Hot U.S. jobs data stokes performance fire, scolds stocks


By Jamie McGeever

(Reuters) – A look at the day ahead in Asian markets.

If the reaction of US stocks, bonds and the dollar to Friday’s US jobs report is any guide, Asian markets face a bumpy ride on Monday, jolted by another rise in yields of bonds and fears of inflation.

The US economy added more than a quarter of a million net new jobs and the unemployment rate fell last month, reflecting a robust labor market. This is good news. But the bad news for asset markets, particularly in emerging and Asian economies, is the impact on borrowing costs and the dollar.

Treasury yields rose to their highest in more than a year, the dollar hit a two-year high and traders are now only predicting a quarter-point rate cut from the Fed this year in September.

The S&P 500 fell to its lowest level since Nov. 5, the day of the U.S. presidential election, and it appeared that rising bond yields could crush investors’ appetite for risk assets such as stocks.

Japanese futures are pointing to a drop of more than 1% at the Tokyo open on Monday, and it will be a similar story across the continent.

Sentiment is already fragile as the explosive rise in long-term bond yields has tightened financial conditions everywhere. Aggregate financial conditions in emerging markets are the tightest since late 2023, according to Goldman Sachs.

Uncertainty about the potential impact on growth in Asia, especially China, of the incoming Trump administration’s “America First” trade policies is another reason to be cautious, if not outright bearish.

China’s trade figures on Monday are unlikely to lift the gloom. Economists polled by Reuters expected export growth to accelerate in December, while imports contracted for a third straight month.

December’s import figures are likely to attract the most attention as they reflect the strength of domestic demand and so may be seen as an early sign of how successful Beijing’s stimulus efforts have been .
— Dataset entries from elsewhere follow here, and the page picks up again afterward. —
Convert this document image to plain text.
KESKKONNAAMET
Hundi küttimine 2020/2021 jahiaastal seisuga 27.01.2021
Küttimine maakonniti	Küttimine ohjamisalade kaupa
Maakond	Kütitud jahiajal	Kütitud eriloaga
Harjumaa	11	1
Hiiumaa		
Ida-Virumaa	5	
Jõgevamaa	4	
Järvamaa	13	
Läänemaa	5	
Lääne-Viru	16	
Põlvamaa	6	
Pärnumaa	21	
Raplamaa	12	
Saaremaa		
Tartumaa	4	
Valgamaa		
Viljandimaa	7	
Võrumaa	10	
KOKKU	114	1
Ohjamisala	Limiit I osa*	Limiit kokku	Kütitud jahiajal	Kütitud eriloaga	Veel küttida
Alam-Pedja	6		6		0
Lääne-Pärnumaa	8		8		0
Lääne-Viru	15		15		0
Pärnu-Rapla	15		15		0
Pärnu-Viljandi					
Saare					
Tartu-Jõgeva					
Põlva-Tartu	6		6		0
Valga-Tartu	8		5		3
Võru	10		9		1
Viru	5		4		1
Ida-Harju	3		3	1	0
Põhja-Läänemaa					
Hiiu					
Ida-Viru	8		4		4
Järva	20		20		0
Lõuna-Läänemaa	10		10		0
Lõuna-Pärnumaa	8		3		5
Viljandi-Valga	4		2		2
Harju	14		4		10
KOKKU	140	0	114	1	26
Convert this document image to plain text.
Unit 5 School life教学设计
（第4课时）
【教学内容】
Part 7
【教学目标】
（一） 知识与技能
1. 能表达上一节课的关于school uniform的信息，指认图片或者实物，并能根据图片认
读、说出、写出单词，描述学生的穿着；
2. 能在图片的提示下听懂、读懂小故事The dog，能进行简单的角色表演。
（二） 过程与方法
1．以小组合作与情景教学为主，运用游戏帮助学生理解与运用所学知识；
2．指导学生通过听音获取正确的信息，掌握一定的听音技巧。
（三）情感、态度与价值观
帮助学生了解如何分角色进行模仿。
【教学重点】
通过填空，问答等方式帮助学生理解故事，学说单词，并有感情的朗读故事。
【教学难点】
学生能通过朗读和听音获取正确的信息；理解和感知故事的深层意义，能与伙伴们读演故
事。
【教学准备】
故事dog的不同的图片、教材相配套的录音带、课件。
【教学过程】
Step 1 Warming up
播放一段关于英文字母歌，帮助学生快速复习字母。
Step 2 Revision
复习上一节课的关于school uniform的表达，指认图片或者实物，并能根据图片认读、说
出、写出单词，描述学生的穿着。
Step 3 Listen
The trade figures are China’s first set of top-level indicators this week including home prices, retail sales, industrial production, investment, unemployment and culminate with fourth-quarter and full-year GDP on Friday complete

Investors will also assess the People’s Bank of China’s announcement on Friday that it has suspended purchases of Treasury bonds, fueling speculation that it is intensifying its defense of the yuan. Will this be enough to put a floor under yields and the yuan?

The annual Asian Economic Forum opens in Hong Kong, with speakers on Monday including Hong Kong Monetary Authority Chief Executive Eddie Yue, China Investment Corp CIO Liu Haoling and board member of the European Central Bank Philip Lane.